Los investigadores inciden en que el litoral asturiano concentra la mayor biodiversidad de cetáceos del Cantábrico, siendo las especies más abundantes los delfines común, listado y mular y el calderón común. Las principales poblaciones habitan en las profundidades del cañón de Avilés, donde comparten hábitat con el emblemático calamar gigante.
Este documento puntualiza, además, del cañón de Avilés: «Destaca en la zona una intensa actividad pesquera, especialmente dañina en el caso de la pesca de arrastre practicada de forma habitual en aguas del cañón y fondos aledaños de la plataforma asturiana. Las interacciones de artes de pesca con tiburones y cetáceos también son frecuentes, siendo numerosas las capturas accidentales. Los usos costeros también tienen influencia mar adentro». Entre estas actividades destacan las siguientes: las obras de ampliación del puerto de Avilés, la contaminación en forma de vertidos de aguas residuales urbanas e industriales «deficientemente depuradas» y la degradación costera a causa de «un desarrollo industrial, urbanístico y turístico desmedido, junto a un intenso tráfico marítimo».

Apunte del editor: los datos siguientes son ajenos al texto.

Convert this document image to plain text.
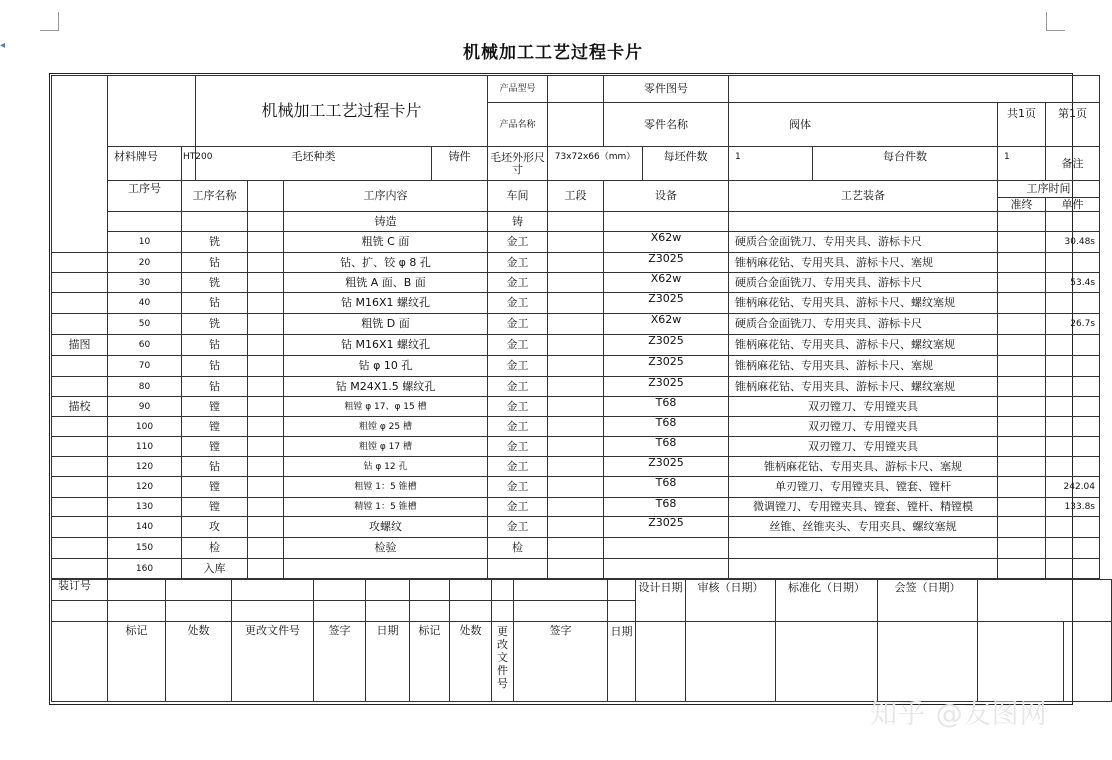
◂	机械加工工艺过程卡片
			机械加工工艺过程卡片				产品型号		零件图号						
							产品名称		零件名称		阀体		共1页	第1页	
	材料牌号	HT200	毛坯种类			铸件	毛坯外形尺寸	73x72x66（mm）		每坯件数	1	每台件数	1	备注	
	工序号	工序名称			工序内容		车间	工段	设备		工艺装备		工序时间		
													准终	单件	
					铸造		铸								
	10	铣			粗铣 C 面		金工		X62w		硬质合金面铣刀、专用夹具、游标卡尺			30.48s	
	20	钻			钻、扩、铰 φ 8 孔		金工		Z3025		锥柄麻花钻、专用夹具、游标卡尺、塞规				
	30	铣			粗铣 A 面、B 面		金工		X62w		硬质合金面铣刀、专用夹具、游标卡尺			53.4s	
	40	钻			钻 M16X1 螺纹孔		金工		Z3025		锥柄麻花钻、专用夹具、游标卡尺、螺纹塞规				
	50	铣			粗铣 D 面		金工		X62w		硬质合金面铣刀、专用夹具、游标卡尺			26.7s	
描图	60	钻			钻 M16X1 螺纹孔		金工		Z3025		锥柄麻花钻、专用夹具、游标卡尺、螺纹塞规				
	70	钻			钻 φ 10 孔		金工		Z3025		锥柄麻花钻、专用夹具、游标卡尺、塞规				
	80	钻			钻 M24X1.5 螺纹孔		金工		Z3025		锥柄麻花钻、专用夹具、游标卡尺、螺纹塞规				
描校	90	镗			粗镗 φ 17、φ 15 槽		金工		T68		双刃镗刀、专用镗夹具				
	100	镗			粗镗 φ 25 槽		金工		T68		双刃镗刀、专用镗夹具				
	110	镗			粗镗 φ 17 槽		金工		T68		双刃镗刀、专用镗夹具				
	120	钻			钻 φ 12 孔		金工		Z3025		锥柄麻花钻、专用夹具、游标卡尺、塞规				
	120	镗			粗镗 1：5 锥槽		金工		T68		单刃镗刀、专用镗夹具、镗套、镗杆			242.04	
	130	镗			精镗 1：5 锥槽		金工		T68		微调镗刀、专用镗夹具、镗套、镗杆、精镗模			133.8s	
	140	攻			攻螺纹		金工		Z3025		丝锥、丝锥夹头、专用夹具、螺纹塞规				
	150	检			检验		检								
	160	入库													
装订号											设计日期	审核（日期）	标准化（日期）	会签（日期）		

	标记	处数	更改文件号	签字	日期	标记	处数	更改文件号	签字	日期						
知乎 @友图网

Con la cara y la cruz de la moneda encima de la mesa, ahora los sectores afectados deberán estudiar qué medidas de gestión se aplicarán en el cañón de Avilés para proteger este espacio natural sin cerrar el caladero a las pesquerías. Las conclusiones responden a cinco años de investigaciones oceanográficas en las que han participado la Coordinadora para el Estudio de los Mamíferos Marinos (CEMMA), el Instituto Español de Oceanografía (IEO) y la organización SEO/BirdLife.
En los diferentes periodos de estudios, los científicos se encontraron en el cañón de Avilés con singulares arrecifes de coral de aguas frías a dos kilómetros de profundidad, decenas de cetáceos -incluso un cachalote y zifios de Cuvier, cada vez más numerosos- y lo más llamativo para los investigadores: el hallazgo de un complejo y desconocido sistema de cañones tributarios al eje principal del cañón de Avilés. Ante estos resultados, llega el momento de analizar qué protección se merece la gran sima abisal avilesina, la tercera más importante del mundo en proximidad a la costa.